EN verimli çağımda askere aldılar. Ne yapıyordun ki? Verimli verimli evde oturuyordum. Ulan ben para basıyordum beni aldılar askere.
NİYE bedelli yapmadın diyorlar. 15 bin mark veriyordun 28 gün yapıyordun. Ben hiç para vermeden 550 gün yaptım. Bir de orada olanı biteni anlatıyorum senede 2 milyon dolar kazanıyorum. 28 günlük birikiminle single çıkaramazsın.
300 erkek yan yana yatıyorsun abi. Kalabalık bir erkek topluluğu demek, başka bir organizma demek abi. Kadın olmasa bok içinde yüzeriz. Kadın kendine özenmen için sebeptir. Deodorant mi at gitsin. Konyalı arkadaşına koksan ne olur ya. Ayaklarını haftada bir mi yıkıyorsun. Ayda bir yıka. Kim senin mantar yetiştirmene birşey diyebilir. Askerliği yapmış olan o kokuyu bilir.
KÜFÜR konusunda ben muzdarip bir insanım. Bu konuda bir çifte standart var. Vizontele’de ben bir adamı canlandırdım. Yazıldığı haliyle bir orospu çocuğu. O adamı başka türlü canlandırmanın imkanı yok. Bizim eski filmlerimizde falan küfür yoktur. Trajedi yaşanır, adamın karısına, kızına tecavüz, bir de köyü yakarlar. Bizim filmin kahramanı finalde gelir, ‘Alçaklaaar’. Yani hiçbir caydırıcılığı olmayan.
BİR eroin kaçakçısının hayatını yapıyor herif. Böyle konuşuyor: Mal geldi mi? Geldi efendim. Fakat, filhakika malımız kantara girdi. Olur mu lan böyle. Bu adamlar böyle konuşmuyor ki. Mal geldi mi? Geldi amına koyum. Malın anasını siktiler.
DENİZ Harp Okulu’nun kuruluş yıldönümünde sahneye çıkıyorum. İlk mezunlar da gelmiş. Nasıl bir yaş ortalaması anlatamam. İlk 20 dakika eski Türkçe anlattım. Filhakika, buna mukabil bir sonraki latifede buluşmak üzere. Benden sonra Ajda Pekkan vardı, şöyle sundum: Yeni yetenek Ajda Pekkan. Abicim sıfır reaksiyon. Herkes onaylıyor. ‘Bu kız çok tutacak’ diyorlar.
Al kadehi ver al… Lider taklidi yaptım durduk yerde. Eskiden lider taklidi vardı. Simdi çok zor.
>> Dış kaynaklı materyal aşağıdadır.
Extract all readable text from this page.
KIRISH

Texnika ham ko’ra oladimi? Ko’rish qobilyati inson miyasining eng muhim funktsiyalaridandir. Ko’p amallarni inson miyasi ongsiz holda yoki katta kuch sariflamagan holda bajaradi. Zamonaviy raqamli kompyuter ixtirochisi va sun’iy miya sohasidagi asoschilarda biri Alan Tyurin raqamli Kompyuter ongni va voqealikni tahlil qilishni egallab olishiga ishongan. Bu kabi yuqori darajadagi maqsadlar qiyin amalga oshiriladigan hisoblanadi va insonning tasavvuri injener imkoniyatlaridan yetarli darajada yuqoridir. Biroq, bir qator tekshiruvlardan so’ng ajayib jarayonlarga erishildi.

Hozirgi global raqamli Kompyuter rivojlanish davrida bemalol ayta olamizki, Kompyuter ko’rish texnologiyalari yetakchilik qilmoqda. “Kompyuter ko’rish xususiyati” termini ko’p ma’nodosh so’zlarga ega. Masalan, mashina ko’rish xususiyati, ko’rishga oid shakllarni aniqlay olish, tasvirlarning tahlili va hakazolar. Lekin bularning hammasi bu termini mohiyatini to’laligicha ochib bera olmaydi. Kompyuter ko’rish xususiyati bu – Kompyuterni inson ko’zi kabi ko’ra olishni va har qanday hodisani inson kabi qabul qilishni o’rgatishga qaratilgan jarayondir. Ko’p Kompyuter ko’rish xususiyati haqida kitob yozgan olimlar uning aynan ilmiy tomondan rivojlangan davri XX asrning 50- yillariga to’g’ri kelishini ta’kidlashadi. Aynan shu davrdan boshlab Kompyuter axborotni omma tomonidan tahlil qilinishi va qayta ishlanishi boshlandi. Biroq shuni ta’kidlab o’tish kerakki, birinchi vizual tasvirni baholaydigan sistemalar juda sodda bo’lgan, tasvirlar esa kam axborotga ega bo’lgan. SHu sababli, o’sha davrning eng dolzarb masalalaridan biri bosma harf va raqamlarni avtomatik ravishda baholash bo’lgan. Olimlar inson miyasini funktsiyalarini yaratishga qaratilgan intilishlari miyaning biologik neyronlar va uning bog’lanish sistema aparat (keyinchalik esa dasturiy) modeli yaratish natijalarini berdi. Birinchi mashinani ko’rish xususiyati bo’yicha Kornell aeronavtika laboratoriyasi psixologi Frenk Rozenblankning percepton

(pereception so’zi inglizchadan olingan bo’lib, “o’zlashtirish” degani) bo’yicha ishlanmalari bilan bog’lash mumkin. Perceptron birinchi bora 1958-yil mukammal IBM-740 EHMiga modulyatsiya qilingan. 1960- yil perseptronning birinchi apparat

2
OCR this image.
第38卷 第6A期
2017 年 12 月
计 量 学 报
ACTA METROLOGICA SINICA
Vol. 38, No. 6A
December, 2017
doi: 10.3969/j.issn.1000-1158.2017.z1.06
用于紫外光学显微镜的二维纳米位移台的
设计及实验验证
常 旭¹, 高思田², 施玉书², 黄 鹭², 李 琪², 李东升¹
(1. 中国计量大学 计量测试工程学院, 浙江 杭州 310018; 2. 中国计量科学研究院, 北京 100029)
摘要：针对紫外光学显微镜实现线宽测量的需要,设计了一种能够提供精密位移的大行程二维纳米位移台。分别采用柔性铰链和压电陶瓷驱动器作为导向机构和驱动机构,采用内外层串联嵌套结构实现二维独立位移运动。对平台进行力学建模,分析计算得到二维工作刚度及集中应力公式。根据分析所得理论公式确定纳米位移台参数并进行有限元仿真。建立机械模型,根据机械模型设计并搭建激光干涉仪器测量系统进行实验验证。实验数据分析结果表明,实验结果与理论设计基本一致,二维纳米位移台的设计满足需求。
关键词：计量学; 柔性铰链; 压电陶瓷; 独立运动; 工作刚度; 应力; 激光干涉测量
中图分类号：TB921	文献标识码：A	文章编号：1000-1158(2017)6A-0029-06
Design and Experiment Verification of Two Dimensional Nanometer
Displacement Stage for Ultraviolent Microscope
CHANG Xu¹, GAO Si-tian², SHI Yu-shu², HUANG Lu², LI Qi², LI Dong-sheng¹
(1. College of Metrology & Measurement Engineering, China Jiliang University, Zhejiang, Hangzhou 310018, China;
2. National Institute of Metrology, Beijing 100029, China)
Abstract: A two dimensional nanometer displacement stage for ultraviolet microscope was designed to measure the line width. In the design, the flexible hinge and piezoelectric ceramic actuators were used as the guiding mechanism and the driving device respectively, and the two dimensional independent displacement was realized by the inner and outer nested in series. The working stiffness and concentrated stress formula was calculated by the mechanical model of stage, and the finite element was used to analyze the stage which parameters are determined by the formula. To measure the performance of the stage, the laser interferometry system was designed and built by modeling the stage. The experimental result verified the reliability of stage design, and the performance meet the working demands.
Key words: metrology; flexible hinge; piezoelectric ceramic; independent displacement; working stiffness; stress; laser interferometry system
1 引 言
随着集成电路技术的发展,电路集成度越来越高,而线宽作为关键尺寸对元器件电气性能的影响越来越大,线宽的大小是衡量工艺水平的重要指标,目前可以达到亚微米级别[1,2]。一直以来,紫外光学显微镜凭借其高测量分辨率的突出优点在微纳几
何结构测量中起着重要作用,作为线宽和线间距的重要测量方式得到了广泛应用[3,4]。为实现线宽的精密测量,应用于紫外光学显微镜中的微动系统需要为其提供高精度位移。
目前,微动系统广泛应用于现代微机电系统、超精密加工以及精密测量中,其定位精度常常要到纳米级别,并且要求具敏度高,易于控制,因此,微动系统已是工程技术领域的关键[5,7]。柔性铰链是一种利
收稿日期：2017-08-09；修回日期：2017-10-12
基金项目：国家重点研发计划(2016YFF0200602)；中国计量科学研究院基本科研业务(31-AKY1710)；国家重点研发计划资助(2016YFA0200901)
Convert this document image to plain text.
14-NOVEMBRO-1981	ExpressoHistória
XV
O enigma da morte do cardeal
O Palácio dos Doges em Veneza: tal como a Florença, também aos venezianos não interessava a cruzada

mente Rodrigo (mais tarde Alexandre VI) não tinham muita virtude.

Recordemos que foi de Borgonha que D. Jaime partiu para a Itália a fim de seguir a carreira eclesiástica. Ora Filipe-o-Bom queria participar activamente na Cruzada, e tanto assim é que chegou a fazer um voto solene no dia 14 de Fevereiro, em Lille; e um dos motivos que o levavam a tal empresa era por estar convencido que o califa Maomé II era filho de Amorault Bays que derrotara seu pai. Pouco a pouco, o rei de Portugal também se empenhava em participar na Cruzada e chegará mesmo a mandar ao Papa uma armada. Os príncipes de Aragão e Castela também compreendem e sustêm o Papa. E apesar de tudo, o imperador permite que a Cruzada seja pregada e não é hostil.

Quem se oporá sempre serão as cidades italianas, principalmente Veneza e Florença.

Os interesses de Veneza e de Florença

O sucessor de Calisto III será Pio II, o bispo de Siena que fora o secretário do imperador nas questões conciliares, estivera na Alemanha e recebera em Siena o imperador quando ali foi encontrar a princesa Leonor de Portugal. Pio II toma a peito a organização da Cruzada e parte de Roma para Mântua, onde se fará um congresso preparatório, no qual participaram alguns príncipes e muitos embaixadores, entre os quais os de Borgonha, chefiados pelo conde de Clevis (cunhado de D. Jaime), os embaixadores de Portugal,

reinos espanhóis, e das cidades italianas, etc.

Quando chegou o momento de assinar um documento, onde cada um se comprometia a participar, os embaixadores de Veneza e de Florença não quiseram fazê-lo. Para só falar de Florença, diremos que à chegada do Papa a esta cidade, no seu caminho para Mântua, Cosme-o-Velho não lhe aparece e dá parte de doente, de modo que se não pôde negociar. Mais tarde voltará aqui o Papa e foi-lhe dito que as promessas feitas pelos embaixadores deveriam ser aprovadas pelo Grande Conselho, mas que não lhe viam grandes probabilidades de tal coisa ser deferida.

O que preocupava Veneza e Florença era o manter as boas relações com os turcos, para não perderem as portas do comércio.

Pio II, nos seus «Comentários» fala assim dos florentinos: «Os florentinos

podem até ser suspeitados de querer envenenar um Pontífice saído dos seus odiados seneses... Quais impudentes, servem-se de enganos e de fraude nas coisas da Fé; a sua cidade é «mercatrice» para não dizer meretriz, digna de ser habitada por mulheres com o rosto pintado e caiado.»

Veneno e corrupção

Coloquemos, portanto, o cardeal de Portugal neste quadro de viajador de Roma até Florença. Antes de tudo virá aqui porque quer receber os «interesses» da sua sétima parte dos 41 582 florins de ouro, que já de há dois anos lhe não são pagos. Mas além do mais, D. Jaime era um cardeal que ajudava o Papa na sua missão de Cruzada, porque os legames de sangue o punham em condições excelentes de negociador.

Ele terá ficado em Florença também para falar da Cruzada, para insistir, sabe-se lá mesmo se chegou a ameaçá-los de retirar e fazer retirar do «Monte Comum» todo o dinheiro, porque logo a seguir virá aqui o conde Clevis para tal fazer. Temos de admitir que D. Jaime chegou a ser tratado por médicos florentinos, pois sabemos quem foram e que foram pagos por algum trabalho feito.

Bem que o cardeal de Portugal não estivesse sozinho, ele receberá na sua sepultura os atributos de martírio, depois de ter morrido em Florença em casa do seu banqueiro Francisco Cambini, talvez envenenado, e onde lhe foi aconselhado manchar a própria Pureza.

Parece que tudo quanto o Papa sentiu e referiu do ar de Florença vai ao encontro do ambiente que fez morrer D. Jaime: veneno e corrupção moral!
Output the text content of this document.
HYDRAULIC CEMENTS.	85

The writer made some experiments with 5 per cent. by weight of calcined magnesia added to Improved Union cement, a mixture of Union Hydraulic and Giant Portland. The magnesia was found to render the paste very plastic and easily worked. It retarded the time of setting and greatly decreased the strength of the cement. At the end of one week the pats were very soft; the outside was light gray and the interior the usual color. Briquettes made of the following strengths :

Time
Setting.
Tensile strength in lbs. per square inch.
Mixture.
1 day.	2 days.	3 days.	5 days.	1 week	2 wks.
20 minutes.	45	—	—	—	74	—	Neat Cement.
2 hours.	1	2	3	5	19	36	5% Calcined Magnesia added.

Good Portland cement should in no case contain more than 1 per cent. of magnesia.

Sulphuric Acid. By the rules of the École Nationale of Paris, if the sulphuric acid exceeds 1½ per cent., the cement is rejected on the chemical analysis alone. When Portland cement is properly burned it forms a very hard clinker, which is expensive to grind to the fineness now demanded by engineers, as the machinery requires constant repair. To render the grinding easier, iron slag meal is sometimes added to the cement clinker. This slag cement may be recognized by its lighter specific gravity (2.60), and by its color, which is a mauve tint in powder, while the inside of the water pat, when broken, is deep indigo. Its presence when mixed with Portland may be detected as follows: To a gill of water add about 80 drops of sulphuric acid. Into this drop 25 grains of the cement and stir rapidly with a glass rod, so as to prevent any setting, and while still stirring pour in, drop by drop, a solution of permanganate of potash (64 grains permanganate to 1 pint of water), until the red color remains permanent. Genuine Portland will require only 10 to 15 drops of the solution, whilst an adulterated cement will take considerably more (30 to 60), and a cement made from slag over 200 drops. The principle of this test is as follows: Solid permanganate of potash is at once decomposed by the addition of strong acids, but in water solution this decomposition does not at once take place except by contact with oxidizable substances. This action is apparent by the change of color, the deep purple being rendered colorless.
Ecevit taklidi yapayım desen, iki kişi koluna girecek. Amma zor iş.
14 Mart Tıp Bayramı’nda doktor arkadaşlarla sohbet ediyoruz. Bizde sperm bankası var mı diye sordum. Yok dediler. Dedim isabet. İçinde banka lafı geçtiği için biri hortumlar rezillik olur.
REENKARNASYONA inananlar var. Yok öyle bir şey. Hep şöyle yapıyorlar. ‘Önceki hayatımda Rus Çariçesiydim’ Hiç orospu olan yok. Hiç duyuyor musunuz, ‘Önceki hayatımda taksi şoförüydüm’. Herkes kral…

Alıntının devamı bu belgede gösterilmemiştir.